In fact all athletes who wish to use this suit will be provided with it.

Quoting an article at http://swimming.teamusa.org/news/article/3182:

“FINA approved the suits in agreement with the manufacturers and that’s the situation,” FINA executive director Cornel Marculescu told The Associated Press.

“The only thing we can say is that we have followed the rules and done everything we can do. Sometimes controversy helps get more publicity for a sport.
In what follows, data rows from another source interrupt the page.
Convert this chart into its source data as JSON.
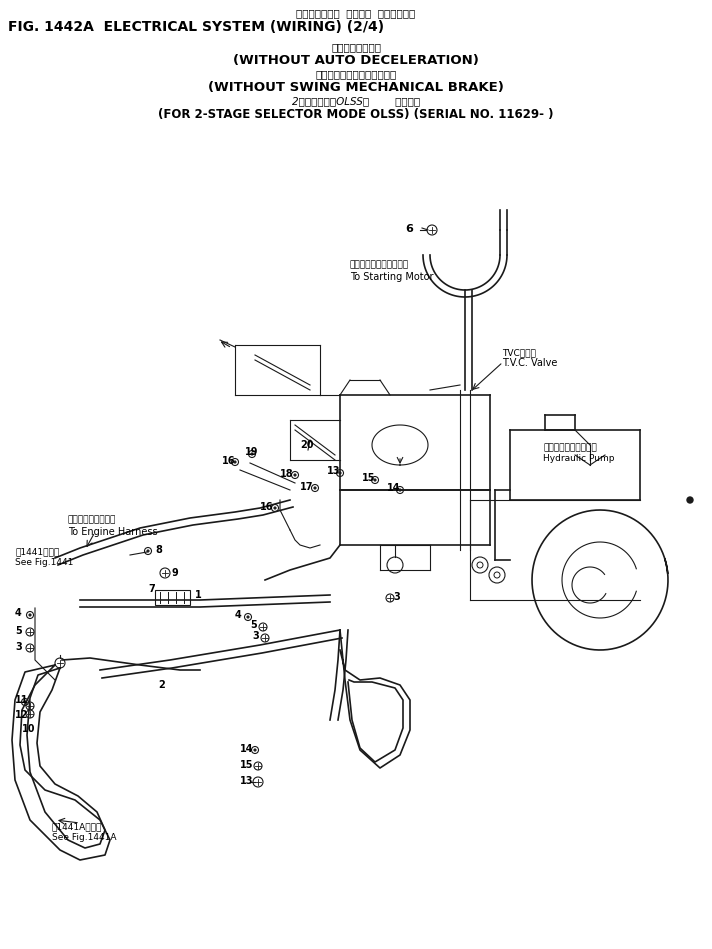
{
  "title_line1_jp": "エレクトリカル  システム  ワイヤリング",
  "title_line1": "FIG. 1442A  ELECTRICAL SYSTEM (WIRING) (2/4)",
  "title_line2_jp": "オートデセルなし",
  "title_line2": "(WITHOUT AUTO DECELERATION)",
  "title_line3_jp": "旋回メカニカルブレーキなし",
  "title_line3": "(WITHOUT SWING MECHANICAL BRAKE)",
  "title_line4_jp": "2段モード切換OLSS用        適用号機",
  "title_line4": "(FOR 2-STAGE SELECTOR MODE OLSS) (SERIAL NO. 11629- )",
  "bg_color": "#ffffff",
  "line_color": "#1a1a1a",
  "starting_motor_jp": "スターティングモータへ",
  "starting_motor_en": "To Starting Motor",
  "tvc_jp": "TVCバルブ",
  "tvc_en": "T.V.C. Valve",
  "hydraulic_jp": "ハイドロリックポンプ",
  "hydraulic_en": "Hydraulic Pump",
  "engine_jp": "エンジンハーネスへ",
  "engine_en": "To Engine Harness",
  "fig1441_jp": "第1441図参照",
  "fig1441_en": "See Fig.1441",
  "fig1441a_jp": "第1441A図参照",
  "fig1441a_en": "See Fig.1441A"
}
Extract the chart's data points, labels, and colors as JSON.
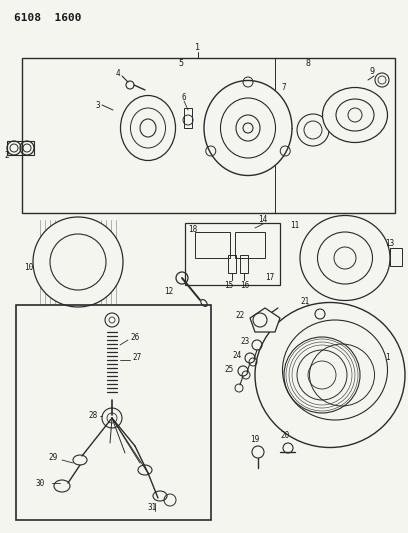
{
  "title": "6108  1600",
  "bg_color": "#f5f5f0",
  "line_color": "#2a2a2a",
  "text_color": "#1a1a1a",
  "fig_width": 4.08,
  "fig_height": 5.33,
  "dpi": 100
}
But it’s still the athletes that have to do the swimming.”

Marculescu said all athletes at the games will have access to any suit they want.

“All the major manufacturers will have special rooms set up at the pool where they can keep their equipment,” Marculescu said. “They will be available to all of the athletes free of charge.”

In Portugal few swimmers have used this suit. Diana Gomes was given one from some abroad relatives, Sara Oliveira received one from Speedo at Manchester after pressure from the Portuguese and US federations, since they wouldn’t give her one despite the fact that she has a contract with them.
Sara broke the national record without the suit and, in the next day, she did it again with the LZR.
However, the Portuguese athelete said that the suit wasn’t that good and it gave her a lot more confidence and some speed.
(I believe that she just didn’t train with it before, hence the felt lack of speed)

In my humble opinion, as a person, i believe that the improvement of suits is not “cheating” since it still depends on the swimmer. A bad swimmer won’t improve just by using a new high tech suit. The other brands have to adapt their suits with new technology.
We see this all the time in football (in shoes like the Adidas Predator, the Nike Total90 and Mercurial Vapor), tennis (with the lightweight carbon fiber rackets and new strings), athletics (the high tech running shoes) and no one points a finger to it.

As a swimming referee, i can only say that if it’s allowed by FINA, then it’s legal.